Смерть боюсь пожаров. Покойной тебе ночи, Дэви, дружок любезный.
И, не
дав мне ни секунды для новых возражений, он потянул на себя дверь, и я услышал,
как он запирает меня снаружи.
Я не
знал, смеяться мне или плакать. В комнате было холодней, чем в колодце, а
кровать, когда я нашарил ее в темноте, оказалась сырой, как торфяное болото;
хорошо еще, что я захватил с собой плед и узелок; завернувшись в плед, я улегся
прямо на полу возле массивной кровати и мгновенно уснул.
Едва
забрезжил рассвет, я открыл глаза и увидел, что нахожусь в просторной комнате,
оклеенной тисненой кожей; комната была уставлена великолепной, обитой
гобеленами мебелью и освещалась тремя большими окнами. Десять, может быть,
двадцать лет назад лечь спать или проснуться тут было, наверное, одно
удовольствие; но с тех пор сырость, грязь, запустение да еще мыши и пауки
сделали свое дело. К тому же почти все оконные стекла были разбиты, да и вообще
весь замок зиял пустыми окнами; невольно приходило на ум, что моему дядюшке
довелось в свое время выдержать осаду возмущенных соседей — чего доброго, во
главе с Дженнет Клустон.
Меж тем
за окном сияло солнце, а я весь продрог в этой злосчастной комнате; я принялся
стучать в дверь и призывать своего тюремщика, пока он не явился и не выпустил
меня.
Он повел
меня за дом к колодцу с бадейкой, сказал: «Вот, хочешь — умывайся», — и я,
совершив омовение, поспешил на кухню, где он уже затопил печь и варил овсянку.

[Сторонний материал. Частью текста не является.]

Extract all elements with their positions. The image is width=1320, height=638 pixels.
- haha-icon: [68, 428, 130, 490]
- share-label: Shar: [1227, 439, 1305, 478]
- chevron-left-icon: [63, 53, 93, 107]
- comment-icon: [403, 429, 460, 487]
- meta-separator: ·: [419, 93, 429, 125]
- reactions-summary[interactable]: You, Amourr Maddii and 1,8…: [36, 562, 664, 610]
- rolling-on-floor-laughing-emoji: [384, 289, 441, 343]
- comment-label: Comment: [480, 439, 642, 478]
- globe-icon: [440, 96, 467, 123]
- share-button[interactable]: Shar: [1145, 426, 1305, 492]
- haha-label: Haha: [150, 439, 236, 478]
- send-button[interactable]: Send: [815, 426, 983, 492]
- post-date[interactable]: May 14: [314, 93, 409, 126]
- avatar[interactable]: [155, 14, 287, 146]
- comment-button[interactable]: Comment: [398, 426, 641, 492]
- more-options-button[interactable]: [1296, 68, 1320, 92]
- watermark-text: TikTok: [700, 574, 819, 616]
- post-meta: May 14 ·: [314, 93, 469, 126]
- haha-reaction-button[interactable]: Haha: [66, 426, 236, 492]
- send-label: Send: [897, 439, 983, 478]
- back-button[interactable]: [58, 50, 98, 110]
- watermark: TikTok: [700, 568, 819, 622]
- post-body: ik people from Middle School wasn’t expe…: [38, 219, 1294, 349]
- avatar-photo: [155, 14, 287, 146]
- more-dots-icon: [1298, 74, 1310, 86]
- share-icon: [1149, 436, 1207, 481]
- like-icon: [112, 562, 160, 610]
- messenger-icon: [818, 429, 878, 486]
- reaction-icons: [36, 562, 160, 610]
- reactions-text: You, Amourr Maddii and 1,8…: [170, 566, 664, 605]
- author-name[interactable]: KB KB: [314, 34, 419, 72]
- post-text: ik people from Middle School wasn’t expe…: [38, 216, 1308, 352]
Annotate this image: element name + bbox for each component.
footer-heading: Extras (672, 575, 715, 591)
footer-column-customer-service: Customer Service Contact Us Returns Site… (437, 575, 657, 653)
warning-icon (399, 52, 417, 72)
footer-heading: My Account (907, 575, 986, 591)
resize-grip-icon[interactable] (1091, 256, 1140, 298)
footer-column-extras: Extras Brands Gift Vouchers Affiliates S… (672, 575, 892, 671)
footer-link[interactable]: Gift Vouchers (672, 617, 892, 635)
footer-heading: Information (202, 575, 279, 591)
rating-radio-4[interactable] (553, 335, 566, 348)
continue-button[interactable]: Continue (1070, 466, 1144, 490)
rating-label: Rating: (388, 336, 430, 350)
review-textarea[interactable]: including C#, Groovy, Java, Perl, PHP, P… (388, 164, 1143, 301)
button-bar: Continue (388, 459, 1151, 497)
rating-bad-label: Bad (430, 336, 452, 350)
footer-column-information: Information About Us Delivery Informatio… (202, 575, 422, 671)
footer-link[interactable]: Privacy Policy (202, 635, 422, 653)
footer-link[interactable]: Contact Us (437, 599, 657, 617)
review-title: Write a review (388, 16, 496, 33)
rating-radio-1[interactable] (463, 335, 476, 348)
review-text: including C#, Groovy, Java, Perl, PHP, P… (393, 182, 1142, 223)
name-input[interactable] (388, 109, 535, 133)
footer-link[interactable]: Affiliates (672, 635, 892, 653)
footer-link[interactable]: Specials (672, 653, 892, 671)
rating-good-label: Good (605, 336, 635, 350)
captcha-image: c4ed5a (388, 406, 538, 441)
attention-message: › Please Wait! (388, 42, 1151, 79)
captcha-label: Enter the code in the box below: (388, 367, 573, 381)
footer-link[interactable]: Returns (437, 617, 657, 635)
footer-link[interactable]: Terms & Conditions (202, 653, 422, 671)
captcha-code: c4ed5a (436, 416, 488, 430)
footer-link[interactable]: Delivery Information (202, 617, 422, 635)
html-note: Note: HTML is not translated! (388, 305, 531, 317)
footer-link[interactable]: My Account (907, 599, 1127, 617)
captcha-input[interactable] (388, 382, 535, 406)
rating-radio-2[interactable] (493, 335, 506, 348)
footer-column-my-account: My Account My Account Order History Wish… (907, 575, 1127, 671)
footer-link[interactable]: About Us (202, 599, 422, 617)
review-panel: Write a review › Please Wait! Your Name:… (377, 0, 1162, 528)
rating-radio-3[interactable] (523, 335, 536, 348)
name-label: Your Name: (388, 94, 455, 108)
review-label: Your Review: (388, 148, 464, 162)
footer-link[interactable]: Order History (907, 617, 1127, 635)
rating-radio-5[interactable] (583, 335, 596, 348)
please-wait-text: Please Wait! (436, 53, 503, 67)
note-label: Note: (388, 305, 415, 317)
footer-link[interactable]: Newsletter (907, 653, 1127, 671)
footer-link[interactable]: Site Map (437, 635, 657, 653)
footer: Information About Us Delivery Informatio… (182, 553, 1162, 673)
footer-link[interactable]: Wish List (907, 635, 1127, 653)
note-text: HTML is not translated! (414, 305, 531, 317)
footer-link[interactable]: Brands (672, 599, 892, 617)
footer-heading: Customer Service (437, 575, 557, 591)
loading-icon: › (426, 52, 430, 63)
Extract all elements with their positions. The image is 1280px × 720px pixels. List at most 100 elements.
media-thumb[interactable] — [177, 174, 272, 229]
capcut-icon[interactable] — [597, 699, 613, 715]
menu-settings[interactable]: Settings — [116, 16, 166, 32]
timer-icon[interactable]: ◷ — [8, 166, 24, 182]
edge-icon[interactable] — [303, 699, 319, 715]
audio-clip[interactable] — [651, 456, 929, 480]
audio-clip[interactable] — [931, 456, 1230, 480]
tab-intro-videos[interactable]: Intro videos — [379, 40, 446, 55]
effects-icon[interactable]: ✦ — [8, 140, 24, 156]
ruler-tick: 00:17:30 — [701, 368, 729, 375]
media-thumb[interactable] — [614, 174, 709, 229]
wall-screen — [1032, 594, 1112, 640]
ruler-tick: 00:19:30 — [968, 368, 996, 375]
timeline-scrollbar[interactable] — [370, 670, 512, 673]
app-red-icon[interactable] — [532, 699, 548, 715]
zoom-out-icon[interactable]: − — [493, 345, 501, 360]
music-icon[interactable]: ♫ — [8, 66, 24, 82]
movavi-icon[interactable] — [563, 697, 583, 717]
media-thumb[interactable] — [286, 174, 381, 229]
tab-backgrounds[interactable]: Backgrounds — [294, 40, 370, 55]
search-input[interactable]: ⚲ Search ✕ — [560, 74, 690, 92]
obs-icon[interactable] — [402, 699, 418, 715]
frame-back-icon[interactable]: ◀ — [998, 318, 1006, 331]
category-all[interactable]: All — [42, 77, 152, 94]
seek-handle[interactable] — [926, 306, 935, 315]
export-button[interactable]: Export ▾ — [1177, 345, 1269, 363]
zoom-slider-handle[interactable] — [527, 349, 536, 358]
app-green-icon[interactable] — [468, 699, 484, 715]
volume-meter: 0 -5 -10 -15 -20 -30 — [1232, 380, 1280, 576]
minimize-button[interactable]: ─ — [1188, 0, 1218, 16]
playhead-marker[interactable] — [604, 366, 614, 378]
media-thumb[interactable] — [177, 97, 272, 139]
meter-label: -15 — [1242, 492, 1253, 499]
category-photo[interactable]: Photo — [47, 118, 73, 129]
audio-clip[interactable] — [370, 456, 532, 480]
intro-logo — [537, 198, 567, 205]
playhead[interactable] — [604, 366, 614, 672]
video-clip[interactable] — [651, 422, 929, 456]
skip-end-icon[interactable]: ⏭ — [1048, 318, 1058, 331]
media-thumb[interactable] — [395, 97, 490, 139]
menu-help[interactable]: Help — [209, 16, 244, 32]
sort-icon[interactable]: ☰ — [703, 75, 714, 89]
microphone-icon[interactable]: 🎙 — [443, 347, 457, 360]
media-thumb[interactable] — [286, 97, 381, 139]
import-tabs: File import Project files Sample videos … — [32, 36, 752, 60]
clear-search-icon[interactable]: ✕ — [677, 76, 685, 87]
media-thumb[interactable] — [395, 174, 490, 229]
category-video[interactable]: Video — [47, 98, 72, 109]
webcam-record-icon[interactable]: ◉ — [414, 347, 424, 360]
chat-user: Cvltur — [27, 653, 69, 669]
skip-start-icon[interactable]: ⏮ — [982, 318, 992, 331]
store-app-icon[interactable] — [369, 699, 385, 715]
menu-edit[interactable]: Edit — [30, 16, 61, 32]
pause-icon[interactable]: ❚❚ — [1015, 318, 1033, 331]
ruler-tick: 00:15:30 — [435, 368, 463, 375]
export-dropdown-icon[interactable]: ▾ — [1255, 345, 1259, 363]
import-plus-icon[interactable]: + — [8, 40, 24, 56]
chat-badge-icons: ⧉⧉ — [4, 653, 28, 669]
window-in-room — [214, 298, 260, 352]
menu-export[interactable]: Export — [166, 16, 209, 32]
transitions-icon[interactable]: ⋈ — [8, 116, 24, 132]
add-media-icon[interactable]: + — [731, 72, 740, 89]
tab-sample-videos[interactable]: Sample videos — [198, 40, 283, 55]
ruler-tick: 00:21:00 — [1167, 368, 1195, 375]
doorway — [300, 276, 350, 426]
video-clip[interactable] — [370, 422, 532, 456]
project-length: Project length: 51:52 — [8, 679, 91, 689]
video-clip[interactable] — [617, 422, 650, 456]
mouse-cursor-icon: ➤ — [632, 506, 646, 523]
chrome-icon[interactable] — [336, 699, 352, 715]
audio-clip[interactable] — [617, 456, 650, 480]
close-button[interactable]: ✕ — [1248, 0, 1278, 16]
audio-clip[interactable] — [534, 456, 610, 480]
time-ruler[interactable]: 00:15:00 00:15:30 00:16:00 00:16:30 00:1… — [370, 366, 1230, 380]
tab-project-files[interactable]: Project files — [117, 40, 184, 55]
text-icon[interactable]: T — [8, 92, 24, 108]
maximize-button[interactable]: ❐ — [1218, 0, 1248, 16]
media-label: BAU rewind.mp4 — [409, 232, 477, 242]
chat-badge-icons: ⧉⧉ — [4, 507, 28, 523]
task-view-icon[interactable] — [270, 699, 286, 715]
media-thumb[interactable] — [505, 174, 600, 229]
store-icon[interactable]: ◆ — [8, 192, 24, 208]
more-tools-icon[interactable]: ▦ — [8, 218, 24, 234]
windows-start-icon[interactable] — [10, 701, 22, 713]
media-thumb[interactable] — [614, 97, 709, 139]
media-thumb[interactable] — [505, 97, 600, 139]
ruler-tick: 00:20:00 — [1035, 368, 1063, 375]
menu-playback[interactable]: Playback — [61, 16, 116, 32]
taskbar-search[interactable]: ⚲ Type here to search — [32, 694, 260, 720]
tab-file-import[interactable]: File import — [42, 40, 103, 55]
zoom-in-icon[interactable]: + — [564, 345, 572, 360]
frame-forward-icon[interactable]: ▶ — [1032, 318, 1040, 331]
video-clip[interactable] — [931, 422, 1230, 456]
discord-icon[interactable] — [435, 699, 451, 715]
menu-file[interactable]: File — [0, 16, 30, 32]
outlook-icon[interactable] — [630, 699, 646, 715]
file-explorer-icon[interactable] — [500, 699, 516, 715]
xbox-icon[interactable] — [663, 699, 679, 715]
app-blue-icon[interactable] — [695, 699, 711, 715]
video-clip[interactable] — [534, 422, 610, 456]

На столе красовались две миски и две роговые ложки, но по-прежнему лишь одна
кружка жидкого пива. Быть может, на этой подробности сервировки мой взгляд
задержался с некоторым удивлением и, быть может, это не укрылось от дяди; во
всяком случае, как бы в ответ на мои мысли, он спросил, не выпью ли я эля — так
он величал этот напиток.
Я
ответил, что обычно пью, но пусть он не беспокоится.
— Нет,
отчего же, — сказал он. — Мне для тебя ничего не жаль, в границах
разумного.
Он
достал с полки вторую кружку и затем, к величайшему моему изумлению, вместо
того, чтобы нацедить еще пива, отлил в нее ровно половину из своей собственной.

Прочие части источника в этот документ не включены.